By MEGGIE I. FOSTER Assistant Editor INDIANAPOLIS, Ind. — In a big win for U.S. agriculture, U.S. Department of Transportation Secretary Ray LaHood signed an agreement with Mexican officials last week to resolve the long-running dispute regarding Mexican truck access north of the border.
“Today (Wed., July 6) the U.S. Department of Transportation – after months of hard work with Mexican counterparts – closed a deal that will provide tariff relief for numerous U.S. agricultural products and manufactured goods,” said USDA Secretary Tom Vilsack.
According to Vilsack, the U.S.-Mexico trucking dispute has cost U.S. businesses more than $2 billion; and for agriculture, the dispute reduced U.S. farm exports to Mexico by 27 percent.
“But today, thanks to the persistent work of the Obama Administration, we have an agreement that not only will ultimately eliminate punitive tariffs, but it also provides opportunities to increase U.S. exports to Mexico and helps to expand jobs on both sides of the border,” he added. “Moreover, the agreement puts the United States and Mexico on equal footing pertaining to our obligations under the North American Free Trade Agreement, or NAFTA, by authorizing Mexican and U.S. long-haul carriers to engage in cross-border operations subject to certain requirements.”

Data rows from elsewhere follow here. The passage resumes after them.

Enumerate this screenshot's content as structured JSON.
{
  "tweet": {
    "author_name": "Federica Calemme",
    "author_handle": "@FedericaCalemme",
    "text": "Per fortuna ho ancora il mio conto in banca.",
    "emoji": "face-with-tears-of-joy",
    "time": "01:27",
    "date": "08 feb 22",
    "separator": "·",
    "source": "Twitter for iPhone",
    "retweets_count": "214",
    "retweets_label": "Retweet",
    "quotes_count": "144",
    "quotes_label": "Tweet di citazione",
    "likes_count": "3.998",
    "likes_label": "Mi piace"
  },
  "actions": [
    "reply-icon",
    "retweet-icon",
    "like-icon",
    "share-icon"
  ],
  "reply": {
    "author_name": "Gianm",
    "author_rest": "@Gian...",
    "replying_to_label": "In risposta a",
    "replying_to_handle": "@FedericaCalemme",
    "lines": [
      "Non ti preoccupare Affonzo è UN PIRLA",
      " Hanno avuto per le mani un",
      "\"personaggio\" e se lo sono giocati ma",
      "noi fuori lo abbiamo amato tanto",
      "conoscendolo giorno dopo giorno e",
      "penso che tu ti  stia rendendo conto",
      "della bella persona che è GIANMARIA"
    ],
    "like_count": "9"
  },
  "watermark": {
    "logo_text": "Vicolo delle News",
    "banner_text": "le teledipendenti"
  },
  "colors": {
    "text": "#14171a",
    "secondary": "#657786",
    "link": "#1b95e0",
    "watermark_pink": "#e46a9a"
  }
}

Officials at the Department of Transportation explained that the new cross-border trucking program will begin a phased-in program on July 8, when Mexico officials reduced the existing tariffs on U.S. goods by 50 percent. The remaining Mexican tariffs will be lifted when the first Mexican truck is authorized to drive on U.S. roads.
“Potentially, we’re looking at a total lifting of the punitive tariffs in as little as 45 days,” Vilsack explained.
He added that carriers participating in the program are subject to certain requirements which will not allow them to haul domestic cargo between points within the United States.
“For U.S. farmers and ranchers, the lifting of these tariffs means jobs and fiscal relief – lifting constraints on American products, removing barriers to trade with a key trading partner, and putting Americans back to work at a time when U.S. agriculture is setting record export figures,” Vilsack said.
Currently, Mexico ranks as the United States’ third-highest trading partner, purchasing $14.5 billion of U.S. farm goods last year. Two farm groups weighed in on the announcement last week, contesting that the new agreement is only the first of two important hurdles in resolving the ongoing trade dispute.
“Under NAFTA, Mexico eliminated its tariffs on U.S. beef imports. That gave the United States a competitive advantage. However, if U.S. beef imports were added to the list of tariffed commodities, we would lose market share that would be difficult to regain,” said National Cattlemen’s Beef Assoc. Manager of Legislative Affairs Kent Bacus.
“As we look to expand trade opportunities for U.S. beef around the globe, it is critical that we continue to build the relationship with our neighbors to the South. We are encouraged by the signing of the MOU (memorandum of understanding) and encourage full implementation of the agreement to end the dispute once and for all.”
According to Bacus, the United States exports more beef to Mexico than any other country.
In fact, Mexican consumers purchased $819 million worth of U.S. beef last year alone.
“We cannot afford to jeopardize that relationship,” he said, further requesting that DOT proceed cautiously into the second phase of the program. American Farm Bureau Federation President Bob Stallman weighed in adding that “it is important that the U.S. live up to its trade agreement obligations under the North American Free Trade Agreement (NAFTA) allowing for the cross-border delivery of international cargo from Mexico into the United States. Any effort by Congress to prohibit this from moving forward will cause Mexico to once again put tariffs in place, putting the burden of non-compliance back on U.S. farmers.”